Another great way to discover what to improve and what to completely ditch is by using a heatmap testing tool. Instapage allows you to analyze which parts of your website visitors interact with the most, and which parts are mostly ignored. Use the gathered data to decide what works best, tweak your design, and increase your ROI.
Extra Website Design Tips & Tricks.
In this section, we’ll explore some additional ways that will allow you to enhance your website design further. Implementing these “hacks” will not only bring more customers to your business but will also open the doors to more fresh marketing ideas.
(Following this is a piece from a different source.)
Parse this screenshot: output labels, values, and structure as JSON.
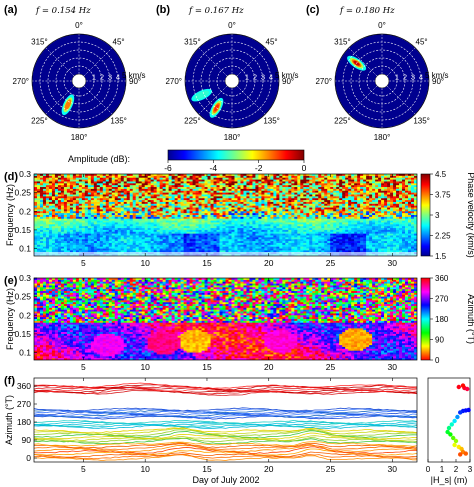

- Use breadcrumbs: Letting your visitors know where they are at the moment and how they got there is one way to refine the user experience. Breadcrumbs are especially important for online stores where there are tons of categories and it’s easy to get lost.
- Try image compression: Your search engine ranking heavily relies on how fast your website is loading. Using large-sized images is one of the main culprits behind a slow-loading website. So, make sure your images are properly optimized for internet usage before you upload them. If you’re using a CMS tool, there are wonderful apps and plugins that will take care of this for you. You can try Smush for WordPress and explore its wonderful image optimization features.
- Depict humans throughout your design: This one is more of a psychological hack. When visitors see humans and human faces alongside your products and services they receive an emotional stimulation that your product or service is necessary for people, hence valuable and useful. It works the same way even when they’re drawn or animated. And while you’re at it, embrace diversity and differences. A business that accepts all is accepted by all.
- Don’t bother with SEO when you advertise: What’s the point in designing a page for organic ranking when you plan to place it as a paid ad? There’s no need to tackle SEO if you’re paying Google to show your landing page at the top of their SERPs.
- Consider using a quiz. Quizzes that are engaging and interactive are great at boosting conversions for lead generation. Survey Anyplace has a great case study that’s worth reviewing if you want to try a quiz out.
- Sliders are already outdated: It seems like people have had enough of these. Yes, a carousel does look attractive and, sure, they offer you a chance to showcase your business, but in reality, a very small percentage of visitors click on them. So give up on this dying fad and instead use a hero banner or a video background.
It’s about time we wrap things up. We hope that the website design practices we shared in this article will help you convert more customers and generate more sales.
Don’t get overwhelmed by the long list. You don’t have to focus on everything at once. As a matter of fact, you’ll do much better if you start implementing these practices one at a time. You know, quality over quantity always wins.
If you’re still undecided on where to begin, go with this short list of the key standards for successful website design:
- Your website’s top left corner should always be reserved for your logo. For the mobile version, place the menu icon in this position.
- Choose one of the following for the top right corner: contact page, cart, or a CTA. It all depends on the type of page.
- The navigation bar is always horizontal, across the top.
- Include a search function if you’re building an eCommerce store or a big site with lots of content.
- Follow up with a hero banner.
- Decorate it with your top tagline and a CTA.
- Continue with other elements that showcase your features and make sure to leave a decent amount of white space between each of them. Visibility is a must in user-friendly design.
- Finish off by placing your social media icons in the bottom right corner.
We’d like to wish you lots of luck in your designing endeavors. And remember: website design is never final. You should constantly stay informed on the latest trends and practices and tweak and improve your web design to stay on top of your game and maintain a healthy turnover.